JSR 153 - Major changes:

• Web service support (new): stateless session beans can be invoked over SOAP/HTTP. Also, an EJB can easily access a Web service using the new service reference.
• EJB timer service (new): Event-based mechanism for invoking EJBs at specific times.
• Message-driven beans accepts messages from sources other than JMS.
• Message destinations (the same idea as EJB references, resource references, etc.) has been added.
• EJB query language (EJB-QL) additions: ORDER BY, AVG, MIN, MAX, SUM, COUNT, and MOD.
• XML schema is used to specify deployment descriptors, replaces DTDs

EJB 2.0, final release (2001-08-22)

JSR 19 - Major changes: Overall goals:

• The standard component architecture for building distributed object-oriented business applications in Java.
• Make it possible to build distributed applications by combining components developed using tools from different vendors.
• Make it easy to write (enterprise) applications: Application developers will not have to understand low-level transaction and state management details, multi-threading, connection pooling, and other complex low-level APIs.
• Will follow the "Write Once, Run Anywhere" philosophy of Java. An enterprise Bean can be developed once, and then deployed on multiple platforms without recompilation or source code modification.
• Address the development, deployment, and runtime aspects of an enterprise application’s life cycle.
• Define the contracts that enable tools from multiple vendors to develop and deploy components that can interoperate at runtime.
• Be compatible with existing server platforms.
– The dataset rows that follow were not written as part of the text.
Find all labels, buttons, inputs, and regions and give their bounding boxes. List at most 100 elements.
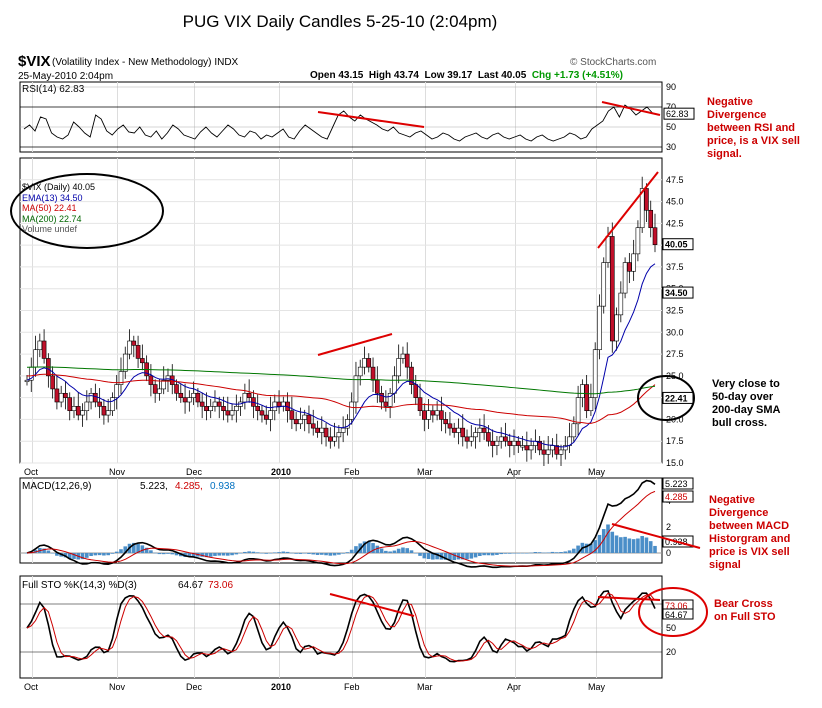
candle-body bbox=[618, 292, 624, 316]
candle-body bbox=[298, 419, 303, 425]
candle-body bbox=[268, 410, 273, 420]
candle-body bbox=[140, 358, 145, 364]
macd-hist-bar bbox=[166, 553, 170, 554]
macd-hist-bar bbox=[93, 553, 98, 556]
candle-body bbox=[434, 410, 440, 416]
rsi-panel-frame bbox=[19, 81, 663, 153]
macd-hist-bar bbox=[503, 553, 508, 554]
candle-body bbox=[174, 384, 179, 394]
candle-body bbox=[315, 427, 320, 433]
macd-tick-label: 2 bbox=[666, 522, 671, 532]
candle-body bbox=[101, 406, 107, 416]
macd-hist-bar bbox=[443, 553, 448, 560]
macd-hist-bar bbox=[610, 531, 615, 553]
candle-body bbox=[122, 353, 128, 372]
candle-body bbox=[332, 436, 337, 442]
rsi-line bbox=[23, 104, 659, 142]
candle-body bbox=[614, 314, 619, 342]
candle-body bbox=[481, 427, 487, 433]
month-label: Oct bbox=[24, 467, 39, 477]
candle-body bbox=[152, 384, 158, 394]
candle-body bbox=[456, 427, 461, 433]
month-label: Feb bbox=[344, 682, 360, 692]
macd-hist-bar bbox=[554, 552, 559, 553]
candle-body bbox=[310, 423, 316, 429]
candle-body bbox=[208, 406, 214, 412]
macd-hist-bar bbox=[559, 552, 563, 553]
candle-body bbox=[652, 227, 658, 246]
candle-body bbox=[486, 432, 491, 442]
macd-signal-line bbox=[26, 490, 656, 567]
month-label: 2010 bbox=[271, 467, 291, 477]
legend-ma50: MA(50) 22.41 bbox=[22, 203, 77, 213]
candle-body bbox=[88, 392, 94, 403]
candle-body bbox=[413, 384, 419, 398]
candle-body bbox=[562, 445, 568, 451]
candle-body bbox=[259, 410, 265, 416]
macd-hist-bar bbox=[520, 552, 525, 554]
month-label: Nov bbox=[109, 682, 126, 692]
candle-body bbox=[118, 371, 124, 385]
macd-hist-bar bbox=[319, 553, 324, 555]
macd-hist-bar bbox=[619, 537, 623, 553]
macd-hist-bar bbox=[204, 553, 209, 558]
rsi-annotation: Negative Divergence between RSI and price, … bbox=[707, 96, 819, 161]
candle-body bbox=[195, 392, 201, 403]
cross-annotation-line: 200-day SMA bbox=[712, 404, 781, 416]
macd-hist-bar bbox=[362, 541, 367, 553]
price-tick-label: 15.0 bbox=[666, 458, 684, 468]
candle-body bbox=[75, 406, 81, 416]
macd-hist-bar bbox=[102, 553, 106, 556]
macd-hist-bar bbox=[460, 553, 465, 560]
month-label: Dec bbox=[186, 467, 203, 477]
macd-hist-bar bbox=[243, 551, 247, 553]
candle-body bbox=[58, 392, 64, 403]
macd-panel-frame bbox=[19, 477, 663, 564]
macd-hist-bar bbox=[217, 553, 222, 556]
candle-body bbox=[490, 440, 495, 446]
candle-body bbox=[545, 449, 551, 455]
month-label: Dec bbox=[186, 682, 203, 692]
candle-body bbox=[507, 440, 513, 446]
macd-hist-bar bbox=[597, 534, 602, 553]
macd-hist-bar bbox=[123, 546, 128, 553]
candle-body bbox=[353, 375, 359, 403]
macd-hist-bar bbox=[345, 552, 350, 553]
candle-body bbox=[225, 410, 231, 416]
rsi-value-box bbox=[663, 107, 695, 120]
brand-label: © StockCharts.com bbox=[570, 57, 657, 68]
candle-body bbox=[165, 375, 171, 381]
macd-hist-bar bbox=[140, 545, 145, 553]
macd-hist-bar bbox=[546, 552, 550, 553]
price-tick-label: 27.5 bbox=[666, 349, 684, 359]
macd-hist-bar bbox=[640, 536, 644, 553]
candle-body bbox=[404, 353, 410, 368]
cross-annotation-line: bull cross. bbox=[712, 417, 768, 429]
macd-annotation-line: price is VIX sell bbox=[709, 546, 790, 558]
macd-hist-bar bbox=[469, 553, 474, 559]
macd-hist-bar bbox=[525, 553, 529, 554]
candle-body bbox=[644, 188, 649, 211]
macd-value-box bbox=[662, 477, 694, 490]
price-tick-label: 37.5 bbox=[666, 262, 684, 272]
last-price-box-label: 40.05 bbox=[665, 240, 688, 250]
candle-body bbox=[242, 392, 248, 403]
macd-hist-bar bbox=[435, 553, 439, 560]
macd-hist-bar bbox=[55, 553, 59, 556]
cross-annotation-line: Very close to bbox=[712, 378, 780, 390]
sto-tick-label: 50 bbox=[666, 623, 676, 633]
macd-hist-bar bbox=[268, 553, 273, 554]
sto-value-box-label: 64.67 bbox=[665, 610, 688, 620]
candle-body bbox=[460, 427, 466, 438]
candle-body bbox=[439, 410, 444, 420]
macd-hist-bar bbox=[490, 553, 495, 556]
candle-body bbox=[409, 366, 414, 385]
ma200-line bbox=[27, 366, 656, 395]
macd-annotation: Negative Divergence between MACD Historgram… bbox=[709, 494, 819, 572]
legend-ema13: EMA(13) 34.50 bbox=[22, 192, 83, 203]
macd-hist-bar bbox=[516, 553, 521, 554]
rsi-divergence-line bbox=[317, 111, 425, 128]
macd-hist-bar bbox=[431, 553, 435, 560]
candle-body bbox=[515, 440, 521, 446]
rsi-tick-label: 30 bbox=[666, 142, 676, 152]
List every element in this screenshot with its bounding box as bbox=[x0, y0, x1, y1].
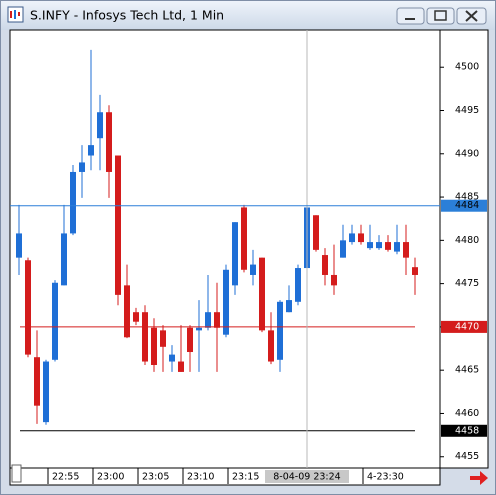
candle-body bbox=[106, 112, 112, 172]
plot-area bbox=[9, 29, 441, 469]
candle-body bbox=[268, 330, 274, 362]
candle-body bbox=[223, 269, 229, 335]
maximize-button[interactable] bbox=[426, 7, 455, 25]
price-label-box bbox=[441, 320, 487, 333]
candle-body bbox=[394, 242, 400, 252]
candle-body bbox=[241, 207, 247, 270]
price-label: 4470 bbox=[455, 321, 479, 332]
y-tick-label: 4480 bbox=[455, 235, 479, 246]
y-tick-label: 4475 bbox=[455, 278, 479, 289]
candle-body bbox=[70, 171, 76, 234]
candle-body bbox=[331, 274, 337, 286]
crosshair-value-box bbox=[441, 199, 487, 212]
x-tick-label: 23:15 bbox=[232, 472, 259, 483]
candle-body bbox=[43, 361, 49, 423]
candle-body bbox=[232, 222, 238, 286]
candle-body bbox=[178, 361, 184, 372]
candle-body bbox=[358, 233, 364, 243]
candle-body bbox=[322, 255, 328, 275]
candle-body bbox=[196, 327, 202, 331]
y-tick-label: 4485 bbox=[455, 192, 479, 203]
candle-body bbox=[97, 112, 103, 139]
y-tick-label: 4455 bbox=[455, 451, 479, 462]
x-tick-label: 23:05 bbox=[142, 472, 169, 483]
candle-body bbox=[286, 300, 292, 313]
candle-body bbox=[259, 257, 265, 331]
y-tick-label: 4490 bbox=[455, 148, 479, 159]
crosshair-time-box bbox=[265, 470, 349, 483]
candle-body bbox=[349, 233, 355, 243]
y-tick-label: 4465 bbox=[455, 365, 479, 376]
candle-body bbox=[34, 357, 40, 406]
crosshair-value-label: 4484 bbox=[455, 200, 479, 211]
price-label-box bbox=[441, 424, 487, 437]
candle-body bbox=[88, 145, 94, 156]
price-label: 4458 bbox=[455, 425, 479, 436]
candle-body bbox=[295, 268, 301, 302]
candle-body bbox=[115, 155, 121, 295]
candle-body bbox=[376, 242, 382, 249]
candle-body bbox=[169, 354, 175, 362]
candle-body bbox=[277, 301, 283, 360]
window-buttons[interactable] bbox=[396, 7, 487, 25]
candle-body bbox=[61, 233, 67, 286]
x-tick-label: 23:00 bbox=[97, 472, 124, 483]
candle-body bbox=[124, 285, 130, 338]
y-tick-label: 4500 bbox=[455, 62, 479, 73]
y-tick-label: 4460 bbox=[455, 408, 479, 419]
x-tick-label: 22:55 bbox=[52, 472, 79, 483]
minimize-button[interactable] bbox=[396, 7, 425, 25]
scroll-right-arrow[interactable] bbox=[470, 471, 488, 485]
maximize-glyph bbox=[434, 10, 447, 21]
candle-body bbox=[142, 312, 148, 362]
candle-body bbox=[16, 233, 22, 258]
crosshair-time-label: 8-04-09 23:24 bbox=[273, 472, 340, 483]
value-axis bbox=[439, 29, 489, 469]
candle-body bbox=[385, 242, 391, 250]
close-glyph bbox=[465, 10, 478, 22]
candle-body bbox=[340, 240, 346, 258]
window-title: S.INFY - Infosys Tech Ltd, 1 Min bbox=[30, 8, 224, 23]
x-tick-label: 4-23:30 bbox=[367, 472, 404, 483]
candle-body bbox=[403, 242, 409, 258]
candle-body bbox=[313, 215, 319, 250]
candle-body bbox=[79, 162, 85, 172]
candle-body bbox=[133, 312, 139, 322]
candle-body bbox=[52, 282, 58, 360]
x-tick-label: 23:10 bbox=[187, 472, 214, 483]
candle-body bbox=[367, 242, 373, 249]
candle-body bbox=[160, 330, 166, 347]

Vendors will be able to extend their existing products to support EJBs.
• Be compatible with other Java APIs.
• Provide interoperability between enterprise Beans and Java EE components as well as non-Java programming language applications.
• Be compatible with the CORBA protocols (RMI-IIOP).

EJB 1.1, final release (1999-12-17)

Major changes:

• XML deployment descriptors
• Default JNDI contexts
• RMI over IIOP
• Security - role driven, not method driven
• Entity Bean support - mandatory, not optional

Goals for Release 1.1:

• Provide better support for application assembly and deployment.
• Specify in greater detail the responsibilities of the individual EJB roles.

EJB 1.0 (1998-03-24)

Announced at JavaOne 1998,^[42] Sun's third Java developers conference (March 24 through 27) Goals for Release 1.0:

• Defined the distinct "EJB Roles" that are assumed by the component architecture.
• Defined the client view of enterprise Beans.
• Defined the enterprise Bean developer’s view.
• Defined the responsibilities of an EJB Container provider and server provider; together these make up a system that supports the deployment and execution of enterprise Beans.